Except you have no idea how much the trading costs are because they are factored into the unit prices. The Davy PRSA is more transparent as you know how much the fund manager charges, how much Davy charges etc. I don't believe that the trading costs that the insurance companies don't disclose are that high, but the lack of transparency leaves people guessing. 


Steven
www.bluewaterfp.ie


----------



## Merowig

In regards to ETFs via Davy I was told by them that there "may be additional charges deducted at source by the ETF provider. Unfortunately we wouldn’t have visibility over these charges, if applicable."
So really it depends on the kind of ETFs you are going to buy if Davy is going to be cheaper or not. It is easy to reach the 1% with all the other charges.
They don't publish a list of their available ETFs and the associated costs online - you can only see this after having an account with them - I don't find this transparent as well.
 0.75% +x (and possible + y + z...) - which reminds me a bit of Ryanair  - you can pick extra services but pay for this. This is absolutely fine and a Self Directed PRSA is definitely not for everyone and I still feel this can be a great alternative to a 1% PRSA through LA Brokers. Though I still feel to be left guessing.


----------



## Sarenco

SBarrett said:


> Except you have no idea how much the trading costs are because they are factored into the unit prices. The Davy PRSA is more transparent as you know how much the fund manager charges, how much Davy charges etc. I don't believe that the trading costs that the insurance companies don't disclose are that high, but the lack of transparency leaves people guessing.
> 
> 
> Steven
> www.bluewaterfp.ie



Hi Steven

It's amazing to me that the Central Bank still tolerates such a lack of transparency in terms of the costs associated with unit-linked funds offered by Irish life companies.

I was once told (by somebody who was in a good position to know) that you can generally add around 20% to a disclosed AMC to arrive at the total expense ratio (TER) of a typical actively-managed balanced fund.  As you know, a fund's TER includes all costs associated with the management and operation of a fund (including custody expenses) but does not include portfolio trading costs.

To be fair, it's not really possible to disclose portfolio trading costs in advance as they depend on the level of turnover within a fund, the particular securities traded, etc.  Obviously a passively managed fund will typically have a much lower turnover of securities than an actively managed fund and therefore will generally have lower trading costs.

It would be nice to think that life companies would agree collectively to disclose TERs for their funds on a voluntary basis.  It's really the bare minimum that policyholders should expect.


----------



## Steven Barrett

Hi Sarenco 

I have heard the EU regulation will force all fund managers to disclose their total fees. You are right though, the Central Bank should be looking to lead the way, but they have very little power and just as little will to do so.

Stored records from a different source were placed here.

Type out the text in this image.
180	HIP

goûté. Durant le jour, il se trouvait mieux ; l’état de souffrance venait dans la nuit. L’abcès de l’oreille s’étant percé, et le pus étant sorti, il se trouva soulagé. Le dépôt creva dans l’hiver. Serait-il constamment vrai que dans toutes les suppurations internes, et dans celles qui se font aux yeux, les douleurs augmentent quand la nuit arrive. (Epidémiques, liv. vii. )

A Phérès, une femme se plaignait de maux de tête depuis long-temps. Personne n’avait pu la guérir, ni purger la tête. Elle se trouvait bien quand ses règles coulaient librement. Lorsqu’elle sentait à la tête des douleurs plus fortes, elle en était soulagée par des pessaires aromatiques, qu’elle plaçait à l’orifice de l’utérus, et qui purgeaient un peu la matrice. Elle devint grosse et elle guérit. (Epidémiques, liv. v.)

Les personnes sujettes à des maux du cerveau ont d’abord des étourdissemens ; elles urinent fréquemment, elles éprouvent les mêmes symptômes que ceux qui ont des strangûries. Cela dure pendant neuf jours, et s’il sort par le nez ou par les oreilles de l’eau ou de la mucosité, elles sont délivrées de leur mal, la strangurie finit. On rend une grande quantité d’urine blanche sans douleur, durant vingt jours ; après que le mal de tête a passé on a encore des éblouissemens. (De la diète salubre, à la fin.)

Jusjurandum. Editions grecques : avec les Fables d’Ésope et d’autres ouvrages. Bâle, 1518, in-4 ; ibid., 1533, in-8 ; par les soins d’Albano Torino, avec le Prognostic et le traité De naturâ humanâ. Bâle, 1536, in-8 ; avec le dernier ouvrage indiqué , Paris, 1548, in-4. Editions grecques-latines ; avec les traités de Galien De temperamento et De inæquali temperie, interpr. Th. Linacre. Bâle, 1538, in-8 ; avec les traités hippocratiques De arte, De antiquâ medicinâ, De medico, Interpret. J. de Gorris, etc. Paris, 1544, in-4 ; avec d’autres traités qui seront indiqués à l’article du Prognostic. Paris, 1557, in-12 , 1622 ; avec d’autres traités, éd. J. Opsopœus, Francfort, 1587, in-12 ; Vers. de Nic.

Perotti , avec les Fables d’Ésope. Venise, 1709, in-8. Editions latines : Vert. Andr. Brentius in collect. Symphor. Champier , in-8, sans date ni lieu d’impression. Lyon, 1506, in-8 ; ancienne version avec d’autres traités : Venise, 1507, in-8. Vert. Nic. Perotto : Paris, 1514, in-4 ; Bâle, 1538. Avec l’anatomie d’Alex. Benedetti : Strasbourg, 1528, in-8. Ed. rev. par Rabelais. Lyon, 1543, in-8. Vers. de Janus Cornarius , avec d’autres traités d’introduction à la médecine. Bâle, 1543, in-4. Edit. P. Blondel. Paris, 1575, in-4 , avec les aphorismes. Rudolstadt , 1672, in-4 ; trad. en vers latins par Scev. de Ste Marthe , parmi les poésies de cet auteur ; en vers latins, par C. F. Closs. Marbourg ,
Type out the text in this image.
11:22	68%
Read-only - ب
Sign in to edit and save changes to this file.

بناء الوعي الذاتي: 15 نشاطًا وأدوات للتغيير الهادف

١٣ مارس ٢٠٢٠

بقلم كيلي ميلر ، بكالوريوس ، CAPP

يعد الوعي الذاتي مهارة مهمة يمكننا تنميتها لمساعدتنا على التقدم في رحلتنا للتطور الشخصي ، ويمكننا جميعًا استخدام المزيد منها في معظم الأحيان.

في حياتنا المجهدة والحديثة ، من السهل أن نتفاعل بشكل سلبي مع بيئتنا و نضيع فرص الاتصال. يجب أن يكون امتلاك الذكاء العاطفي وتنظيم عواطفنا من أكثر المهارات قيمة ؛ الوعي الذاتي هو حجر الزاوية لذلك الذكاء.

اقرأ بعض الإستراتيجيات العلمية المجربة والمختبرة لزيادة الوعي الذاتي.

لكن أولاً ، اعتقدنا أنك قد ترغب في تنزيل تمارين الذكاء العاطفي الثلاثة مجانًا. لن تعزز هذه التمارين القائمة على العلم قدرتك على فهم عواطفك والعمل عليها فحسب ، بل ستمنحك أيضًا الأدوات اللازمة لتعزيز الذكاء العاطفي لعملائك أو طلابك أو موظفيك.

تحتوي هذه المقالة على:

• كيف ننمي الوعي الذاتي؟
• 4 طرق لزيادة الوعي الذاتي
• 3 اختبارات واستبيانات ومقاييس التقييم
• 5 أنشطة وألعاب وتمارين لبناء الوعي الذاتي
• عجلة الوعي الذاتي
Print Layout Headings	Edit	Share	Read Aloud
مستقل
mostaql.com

People are generally not aware of the additional costs and presume that the management fee covers all costs. That is why you get people complaining that a cash fund has the same AMC as other funds. The AMC is running costs of the company and profit. Property funds also having a lot of non disclosed funds. Think of the cost of buying a property for tens of millions yet the AMC is the same as the cash fund? 

Pick a diversified portfolio of indexed funds/ ETFs and just leave them there.